I think this view misses a very large part of American history; in fact, I feel this so strongly that I went to the trouble of writing a book, The New Americans (published in May 2001). My thesis is that minority groups of today resemble immigrant groups of 100 years ago—blacks resemble the Irish, Latinos resemble Italians, and Asians resemble Jews. A hundred years ago many people said these races—they called the Irish, Italians, and Jews different "races"—could never be interwoven into the American fabric, could never be Americans. Today we know those predictions turned out to be false. Today we hear predictions that these new Americans—blacks (whom I call "new" Americans only because they did not get their full rights as citizens until the 1960s), Latinos, and Asians—can never be interwoven into the American fabric, can never become Americans. I believe that those predictions too will prove to be false, if we learn intelligently from the lessons of the past. We are not doomed to be a nation in which people live in separated racial boxes, snarling at each other. We are a nation that more than any other has the capacity to take new people in and make them part of an America that is stronger for their presence.

"Those who would keep us apart, in separate boxes, have this country all wrong."

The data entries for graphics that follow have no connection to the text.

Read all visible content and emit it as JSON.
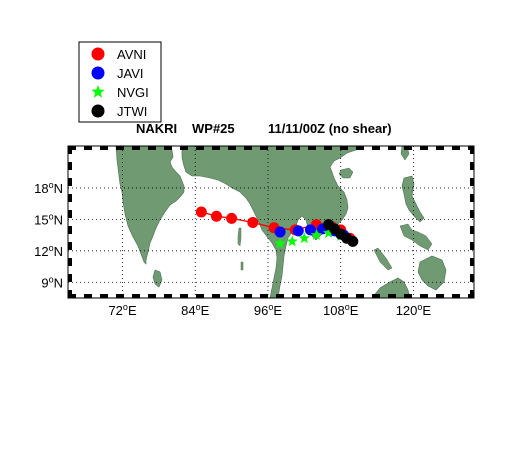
{
  "title": {
    "storm": "NAKRI",
    "product": "WP#25",
    "datetime": "11/11/00Z (no shear)"
  },
  "map": {
    "lon_range": [
      63,
      130
    ],
    "lat_range": [
      7.5,
      22
    ],
    "lat_ticks": [
      {
        "value": 18,
        "deg": "18",
        "hemi": "N"
      },
      {
        "value": 15,
        "deg": "15",
        "hemi": "N"
      },
      {
        "value": 12,
        "deg": "12",
        "hemi": "N"
      },
      {
        "value": 9,
        "deg": "9",
        "hemi": "N"
      }
    ],
    "lon_ticks": [
      {
        "value": 72,
        "deg": "72",
        "hemi": "E"
      },
      {
        "value": 84,
        "deg": "84",
        "hemi": "E"
      },
      {
        "value": 96,
        "deg": "96",
        "hemi": "E"
      },
      {
        "value": 108,
        "deg": "108",
        "hemi": "E"
      },
      {
        "value": 120,
        "deg": "120",
        "hemi": "E"
      }
    ],
    "grid": true,
    "colors": {
      "land": "#6f9a72",
      "land_edge": "#4d6f52",
      "ocean": "#ffffff",
      "track_line": "#ff0000"
    }
  },
  "legend": {
    "position": "top-left",
    "items": [
      {
        "label": "AVNI",
        "color": "#ff0000",
        "marker": "circle"
      },
      {
        "label": "JAVI",
        "color": "#0000ff",
        "marker": "circle"
      },
      {
        "label": "NVGI",
        "color": "#00ff00",
        "marker": "star"
      },
      {
        "label": "JTWI",
        "color": "#000000",
        "marker": "circle"
      }
    ]
  },
  "chart_data": {
    "type": "scatter",
    "xlabel": "",
    "ylabel": "",
    "xlim": [
      63,
      130
    ],
    "ylim": [
      7.5,
      22
    ],
    "grid": true,
    "series": [
      {
        "name": "AVNI",
        "color": "#ff0000",
        "marker": "circle",
        "points": [
          [
            85,
            15.7
          ],
          [
            87.5,
            15.3
          ],
          [
            90,
            15.1
          ],
          [
            93.5,
            14.7
          ],
          [
            97,
            14.2
          ],
          [
            100.5,
            14.0
          ],
          [
            104,
            14.5
          ],
          [
            106.5,
            14.3
          ],
          [
            108,
            14.0
          ],
          [
            109.5,
            13.2
          ]
        ]
      },
      {
        "name": "JAVI",
        "color": "#0000ff",
        "marker": "circle",
        "points": [
          [
            98,
            13.8
          ],
          [
            101,
            13.9
          ],
          [
            103,
            14.0
          ],
          [
            105,
            14.1
          ],
          [
            107,
            13.9
          ],
          [
            108.5,
            13.5
          ]
        ]
      },
      {
        "name": "NVGI",
        "color": "#00ff00",
        "marker": "star",
        "points": [
          [
            98,
            12.7
          ],
          [
            100,
            12.9
          ],
          [
            102,
            13.2
          ],
          [
            104,
            13.5
          ],
          [
            106,
            13.7
          ],
          [
            108,
            13.4
          ]
        ]
      },
      {
        "name": "JTWI",
        "color": "#000000",
        "marker": "circle",
        "points": [
          [
            106,
            14.5
          ],
          [
            107,
            14.1
          ],
          [
            108,
            13.6
          ],
          [
            109,
            13.2
          ],
          [
            110,
            12.9
          ]
        ]
      }
    ]
  }
}
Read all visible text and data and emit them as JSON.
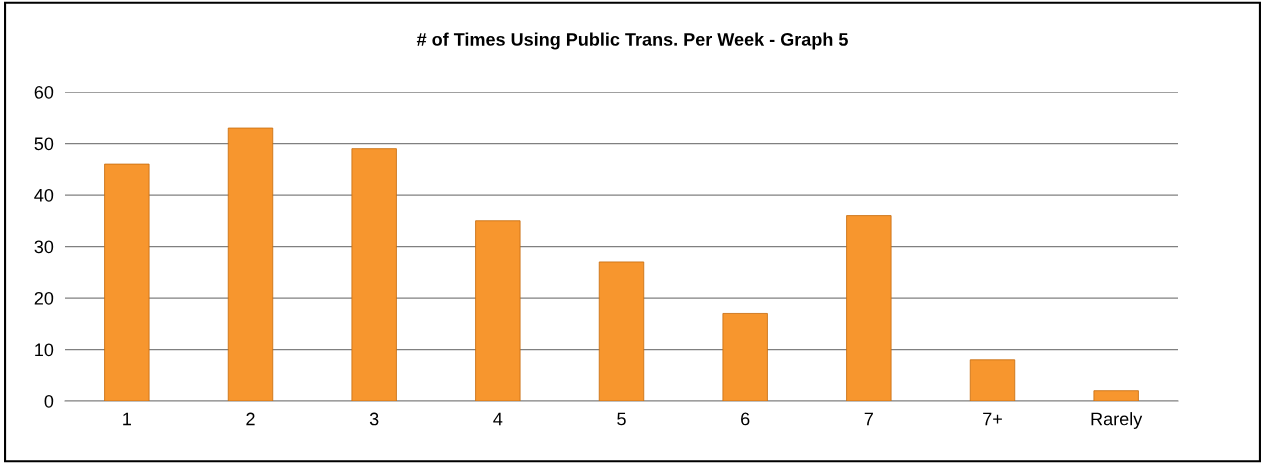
{
  "chart_data": {
    "type": "bar",
    "title": "# of Times Using Public Trans. Per Week - Graph 5",
    "categories": [
      "1",
      "2",
      "3",
      "4",
      "5",
      "6",
      "7",
      "7+",
      "Rarely"
    ],
    "values": [
      46,
      53,
      49,
      35,
      27,
      17,
      36,
      8,
      2
    ],
    "color": "#f7962e",
    "ylim": [
      0,
      60
    ],
    "yticks": [
      0,
      10,
      20,
      30,
      40,
      50,
      60
    ],
    "grid": "y"
  }
}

And I believe we can see that from what has happened in America since September 11. The attacks on America have produced an enhanced sense of common citizenship. We recognized instantly that for all our differences on cultural issues—and they are differences based on deep-seated moral values in many cases—we also share a common belief in basic American freedoms and in the decency of American life.

Take a look at the obituaries in the New York Times of the people who died in the attacks on the World Trade Center, or of those who died at the Pentagon or on United flight 93. These were all kinds of people, from all kinds of backgrounds, with all kinds of cultural and political values. But they were also Americans.

And remember September 14, when George W. Bush came to Ground Zero in New York. Someone shouted, "I can’t hear you." Bush grabbed a bullhorn and said, "I can hear you. The whole world can hear you. And the people who knocked down those buildings will hear from all of us soon." And immediately the rescue workers began chanting, "USA! USA! USA!" Look at their faces on videotape. They come from different backgrounds and are members of what we call different "races" (though we know from history that what people consider different races changes over time). Their responses and the responses of those of us who were watching on television were the same. We recognized instantly that our differences bind us together; they make us the same.

Those who would keep us apart, in separate boxes, have this country all wrong. However different our backgrounds and attitudes, we are more than ever one nation, a proud and free post-industrial America, more productive and more tolerant, more creative and more welcoming of newcomers, than any nation that has ever before existed.